The case has been rushed to the Appeal Court at high speed because the claimants' lawyers say that many of their clients are elderly and, because of the disease, in very poor health.
In his July decision, Mr Justice Buckley blocked the claim, involving around 4,000 people mainly from South Africa, from being heard in the UK.
Cape plc, the company being sued, argued that the case should be heard in South Africa where the events leading to the action took place.
However, 1,500 claimants, represented by Leigh Day & Co and John Pickering & Partners, want it heard in the English High Court.
They argued that there was no mechanism for the South African courts to hear a multi-party claim of this nature.
Solicitor Anthony Coombs of John Pickering & Partners says that Cape is an English company and that decisions that were made in England are to blame for the alleged diseases.
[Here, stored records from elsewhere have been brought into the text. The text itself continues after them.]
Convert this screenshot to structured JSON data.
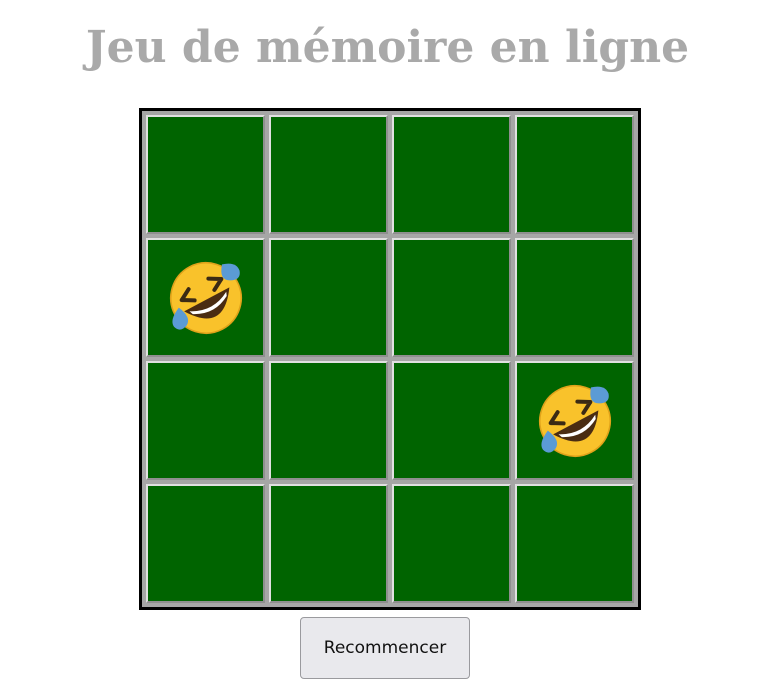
{
  "title": "Jeu de mémoire en ligne",
  "board": {
    "rows": 4,
    "cols": 4,
    "card_back_color": "#006400",
    "revealed": [
      {
        "row": 1,
        "col": 0,
        "symbol": "rolling-on-floor-laughing-emoji"
      },
      {
        "row": 2,
        "col": 3,
        "symbol": "rolling-on-floor-laughing-emoji"
      }
    ]
  },
  "restart_button": {
    "label": "Recommencer"
  }
}
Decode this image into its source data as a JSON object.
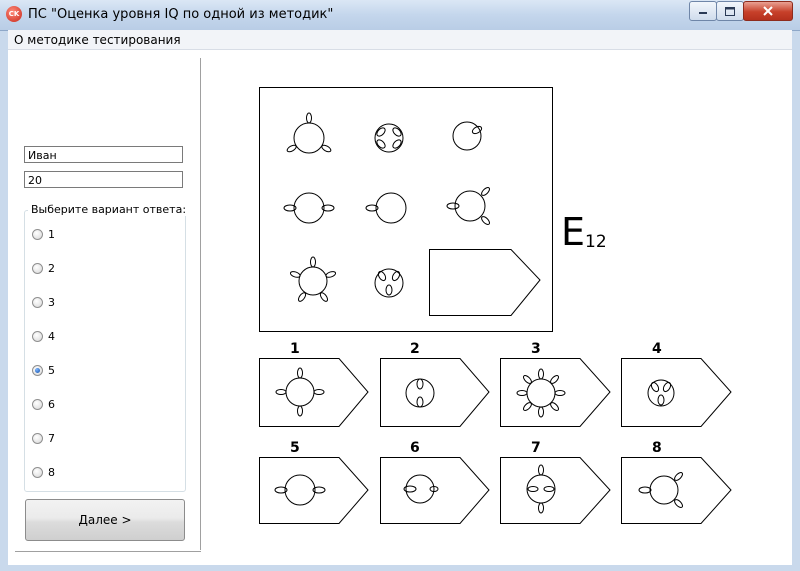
{
  "window": {
    "title": "ПС \"Оценка уровня IQ по одной из методик\"",
    "icon_text": "CK"
  },
  "menu": {
    "items": [
      "О методике тестирования"
    ]
  },
  "form": {
    "name_value": "Иван",
    "age_value": "20",
    "group_label": "Выберите вариант ответа:",
    "options": [
      "1",
      "2",
      "3",
      "4",
      "5",
      "6",
      "7",
      "8"
    ],
    "selected": "5",
    "next_label": "Далее >"
  },
  "puzzle": {
    "code_letter": "E",
    "code_number": "12",
    "answer_numbers": [
      "1",
      "2",
      "3",
      "4",
      "5",
      "6",
      "7",
      "8"
    ]
  },
  "icons": {
    "minimize": "minimize-icon",
    "maximize": "maximize-icon",
    "close": "close-icon"
  }
}
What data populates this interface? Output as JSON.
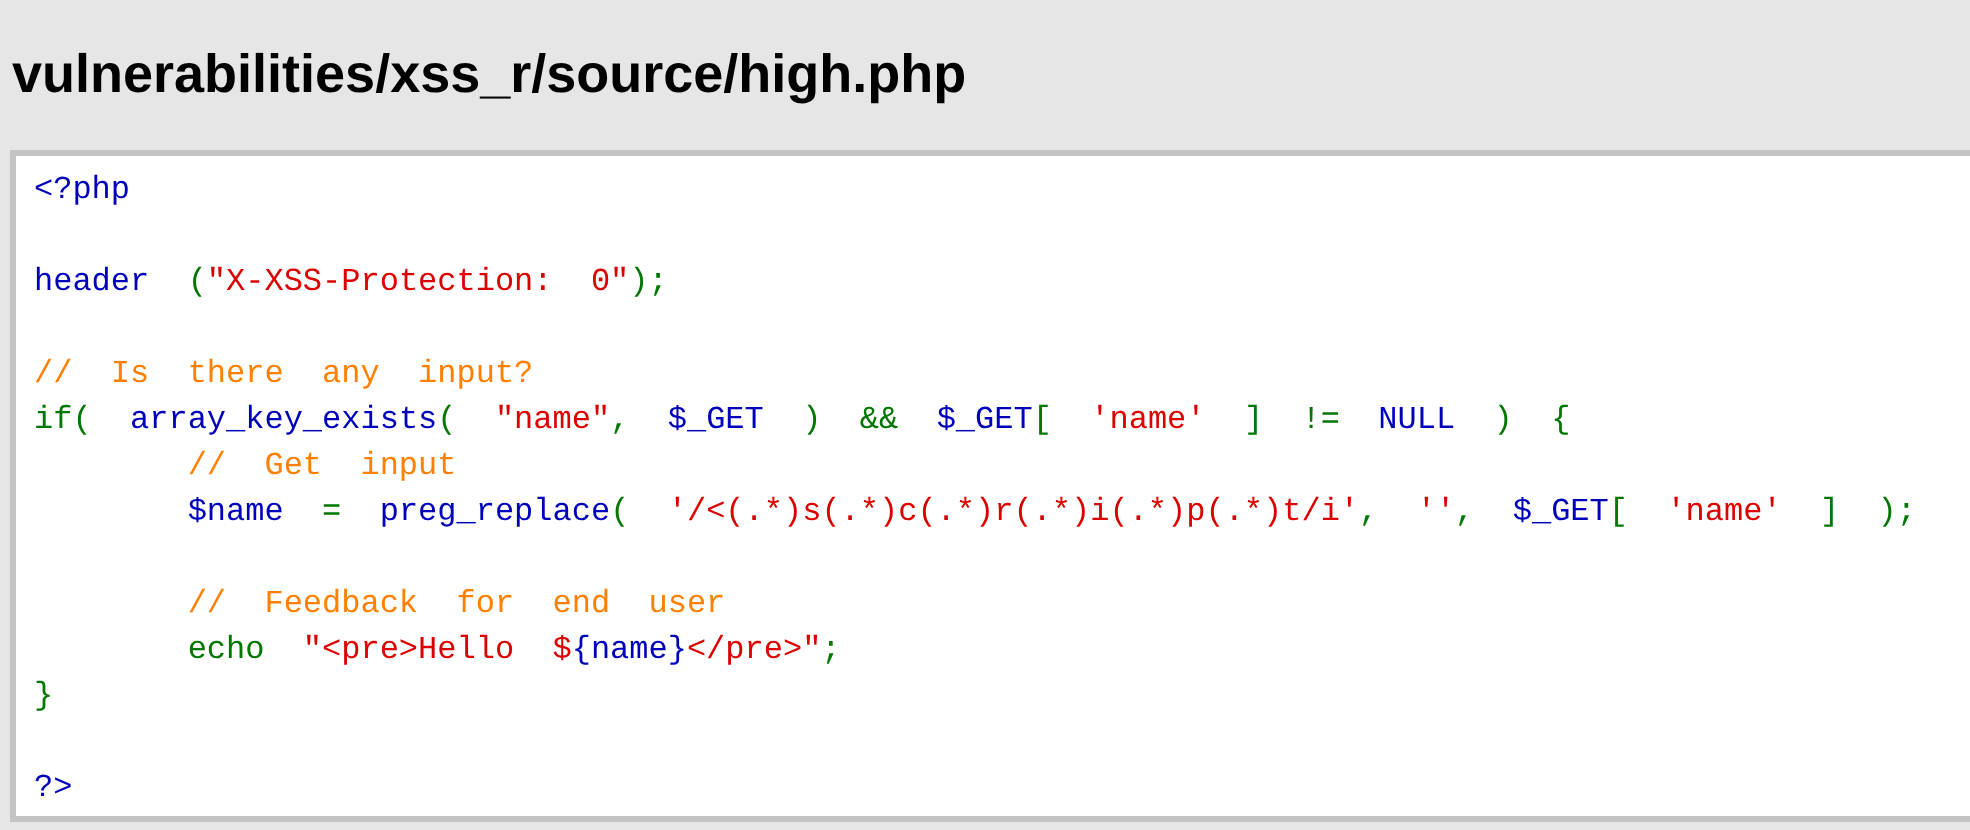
{
  "title": "vulnerabilities/xss_r/source/high.php",
  "code_lines": [
    {
      "kind": "code",
      "tokens": [
        {
          "kind": "default",
          "text": "<?php"
        }
      ]
    },
    {
      "kind": "blank"
    },
    {
      "kind": "code",
      "tokens": [
        {
          "kind": "default",
          "text": "header"
        },
        {
          "kind": "keyword",
          "text": "  ("
        },
        {
          "kind": "string",
          "text": "\"X-XSS-Protection:  0\""
        },
        {
          "kind": "keyword",
          "text": ");"
        }
      ]
    },
    {
      "kind": "blank"
    },
    {
      "kind": "code",
      "tokens": [
        {
          "kind": "comment",
          "text": "//  Is  there  any  input?"
        }
      ]
    },
    {
      "kind": "code",
      "tokens": [
        {
          "kind": "keyword",
          "text": "if(  "
        },
        {
          "kind": "default",
          "text": "array_key_exists"
        },
        {
          "kind": "keyword",
          "text": "(  "
        },
        {
          "kind": "string",
          "text": "\"name\""
        },
        {
          "kind": "keyword",
          "text": ",  "
        },
        {
          "kind": "default",
          "text": "$_GET"
        },
        {
          "kind": "keyword",
          "text": "  )  &&  "
        },
        {
          "kind": "default",
          "text": "$_GET"
        },
        {
          "kind": "keyword",
          "text": "[  "
        },
        {
          "kind": "string",
          "text": "'name'"
        },
        {
          "kind": "keyword",
          "text": "  ]  !=  "
        },
        {
          "kind": "default",
          "text": "NULL"
        },
        {
          "kind": "keyword",
          "text": "  )  {"
        }
      ]
    },
    {
      "kind": "code",
      "tokens": [
        {
          "kind": "comment",
          "text": "        //  Get  input"
        }
      ]
    },
    {
      "kind": "code",
      "tokens": [
        {
          "kind": "default",
          "text": "        $name"
        },
        {
          "kind": "keyword",
          "text": "  =  "
        },
        {
          "kind": "default",
          "text": "preg_replace"
        },
        {
          "kind": "keyword",
          "text": "(  "
        },
        {
          "kind": "string",
          "text": "'/<(.*)s(.*)c(.*)r(.*)i(.*)p(.*)t/i'"
        },
        {
          "kind": "keyword",
          "text": ",  "
        },
        {
          "kind": "string",
          "text": "''"
        },
        {
          "kind": "keyword",
          "text": ",  "
        },
        {
          "kind": "default",
          "text": "$_GET"
        },
        {
          "kind": "keyword",
          "text": "[  "
        },
        {
          "kind": "string",
          "text": "'name'"
        },
        {
          "kind": "keyword",
          "text": "  ]  );"
        }
      ]
    },
    {
      "kind": "blank"
    },
    {
      "kind": "code",
      "tokens": [
        {
          "kind": "comment",
          "text": "        //  Feedback  for  end  user"
        }
      ]
    },
    {
      "kind": "code",
      "tokens": [
        {
          "kind": "keyword",
          "text": "        echo  "
        },
        {
          "kind": "string",
          "text": "\"<pre>Hello  $"
        },
        {
          "kind": "default",
          "text": "{name}"
        },
        {
          "kind": "string",
          "text": "</pre>\""
        },
        {
          "kind": "keyword",
          "text": ";"
        }
      ]
    },
    {
      "kind": "code",
      "tokens": [
        {
          "kind": "keyword",
          "text": "}"
        }
      ]
    },
    {
      "kind": "blank"
    },
    {
      "kind": "code",
      "tokens": [
        {
          "kind": "default",
          "text": "?>"
        }
      ]
    }
  ]
}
He says that if the case goes to South Africa it is unlikely to proceed.
However, the judge rejected claims that there would not be a fair trial in South Africa.
Instead, he accepted the arguments of Cape that, because the events leading to the claim had occurred in South Africa and that was where information relating to the claim had to be collected, the case should take place there.
He said that South Africa was "clearly and distinctly the more appropriate forum" for a hearing into conditions in South Africa over 20 or 30 years, and the individual history of many claimants.
He said that parts of South Africa had been "awash" with asbestos at the time in question, not only in the mines and mills, but in dumps and on the roads, and this was the sort of evidence that would be involved in the case.
He did not consider on the evidence presented to him that the South African courts would fail to deal with the matter appropriately.
It is that decision which is now to be appealed with the case scheduled to begin on either 4 or 5 October.